Aggregate v2.x is scheduled to be released in early February. This release has major changes that have been discussed by the Technical Steering Committee (TSC) behind Aggregate and I wanted to explain the rationale behind these changes and provide some guidance for Aggregate users.
Summary
Aggregate v2.x will not be installable on Google App Engine (GAE, appspot.com). You will only be able to install Aggregate v2.x on a standard cloud server (Digital Ocean, Vultr, Linode, Amazon EC2, Google CE, Azure VM) or on a local server.
Aggregate v2.x also removes features that are unsupported or deprecated (e.g., Google Fusion Tables, ODK Tables, and Google Accounts).
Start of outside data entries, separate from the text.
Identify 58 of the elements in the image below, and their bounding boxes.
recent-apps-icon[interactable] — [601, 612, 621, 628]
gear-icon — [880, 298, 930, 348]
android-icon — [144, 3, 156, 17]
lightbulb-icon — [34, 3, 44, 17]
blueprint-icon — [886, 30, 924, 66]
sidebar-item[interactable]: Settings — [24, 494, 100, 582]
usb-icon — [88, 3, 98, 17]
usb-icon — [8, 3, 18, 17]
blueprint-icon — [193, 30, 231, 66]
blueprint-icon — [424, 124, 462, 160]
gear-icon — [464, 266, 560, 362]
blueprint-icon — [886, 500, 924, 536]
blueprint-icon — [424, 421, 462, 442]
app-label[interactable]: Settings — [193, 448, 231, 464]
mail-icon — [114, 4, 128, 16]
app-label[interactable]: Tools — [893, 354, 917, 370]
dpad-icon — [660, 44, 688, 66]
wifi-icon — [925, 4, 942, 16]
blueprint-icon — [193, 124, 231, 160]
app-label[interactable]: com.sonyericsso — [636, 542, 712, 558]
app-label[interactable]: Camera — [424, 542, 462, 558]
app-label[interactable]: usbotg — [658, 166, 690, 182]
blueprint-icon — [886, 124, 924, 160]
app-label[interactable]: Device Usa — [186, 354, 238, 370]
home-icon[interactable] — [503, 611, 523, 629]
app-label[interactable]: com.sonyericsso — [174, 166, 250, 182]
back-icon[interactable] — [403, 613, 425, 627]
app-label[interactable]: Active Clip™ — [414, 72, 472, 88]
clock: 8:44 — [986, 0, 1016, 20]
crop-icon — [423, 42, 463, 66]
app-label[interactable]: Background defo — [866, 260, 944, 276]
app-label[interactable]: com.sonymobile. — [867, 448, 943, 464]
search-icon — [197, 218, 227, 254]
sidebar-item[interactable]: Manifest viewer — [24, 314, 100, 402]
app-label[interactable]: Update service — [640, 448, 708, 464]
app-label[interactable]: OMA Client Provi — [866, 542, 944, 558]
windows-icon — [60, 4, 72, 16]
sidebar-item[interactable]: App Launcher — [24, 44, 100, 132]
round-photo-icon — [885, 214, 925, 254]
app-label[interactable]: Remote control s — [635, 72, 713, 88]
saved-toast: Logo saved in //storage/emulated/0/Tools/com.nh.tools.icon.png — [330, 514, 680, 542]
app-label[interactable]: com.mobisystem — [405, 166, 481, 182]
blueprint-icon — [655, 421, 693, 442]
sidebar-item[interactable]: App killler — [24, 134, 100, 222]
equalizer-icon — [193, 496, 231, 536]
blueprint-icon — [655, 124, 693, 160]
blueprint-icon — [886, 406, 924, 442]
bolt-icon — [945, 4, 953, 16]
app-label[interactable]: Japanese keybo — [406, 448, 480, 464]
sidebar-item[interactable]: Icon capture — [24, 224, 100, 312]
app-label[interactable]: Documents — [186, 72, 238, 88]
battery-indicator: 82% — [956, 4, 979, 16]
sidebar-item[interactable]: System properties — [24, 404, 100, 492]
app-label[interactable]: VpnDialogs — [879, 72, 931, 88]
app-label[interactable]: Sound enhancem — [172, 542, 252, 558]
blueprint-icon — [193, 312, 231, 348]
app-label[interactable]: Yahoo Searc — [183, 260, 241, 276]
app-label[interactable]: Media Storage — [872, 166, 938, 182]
As far as ongoing development work on ODK servers, our focus will be:
- Aggregate v1.7.x: Critical bug fixes
- Aggregate v2.x: Minor features
- Central: Major features
If you use Google App Engine
You can continue using the Aggregate v1.x series, but we will only ship critical bug fixes. If you depend on Aggregate, upgrade to ODK Aggregate v1.7. Consider migrating to the more maintainable v2.x series on a standard cloud server when it's released. We'll provide more documentation to help in the coming weeks.
If you don't use Google App Engine
You can use the Aggregate v2.x series. We will continue to ship minor features with the goal of making the codebase more maintainable. Consider trying the Central betas to prepare for an eventual switch.
Why we are removing App Engine support
When we launched Aggregate in 2008, we chose GAE as the default platform because it provided easy-to-use, free, secure, and scalable infrastructure for users. The trade-off was that we would have to write custom code to deal with the various restrictions GAE had.
Since then, there have been hundreds of thousands of data collection campaigns that have run on GAE. We are proud of what we've achieved, and in order to achieve more, we have to revisit our assumptions.
Our assumptions in 2008 were that GAE would get easier and more free. That has simply not been the case. Over the last decade, GAE has become more difficult and more expensive. The key facts are:
- GAE is harder to setup than cloud servers from providers like Digital Ocean, Linode, and Vultr.
- GAE has a free tier, but Google requires a credit card or bank details on file. It's unlikely GAE will be free forever.
- GAE's complicated quotas make it hard for users to anticipate costs ahead of time.
- GAE's restrictions (e.g., killing long-running tasks, non-standard database) make maintaining Aggregate difficult and fixing user problems (especially at scale) very, very painful.
Given our available resources, it's unsustainable to continue GAE support. For that reason, we've removed GAE support in Aggregate v2.x.
Why major features aren't being added to Aggregate
Aggregate is built on technology that makes it hard to evolve. The TSC believes that over time, Central will grow into a better platform for addressing some of the major server features that the community has requested.
We continue to need your help adding documentation and minor features to Aggregate. If you depend on it, please head to GitHub and help. It's never been easier to contribute.
Does Aggregate v2 have anything to do with ODK 2
Nope. The v2 designation for Aggregate is because we use semantic versioning and when we make changes that are not backwards compatible, we must increment the major version number.
Older versions of Aggregate did have ODK 2 support, but all ODK 2 code has been removed from Aggregate. If you use ODK 2, try the Sync Endpoint instead.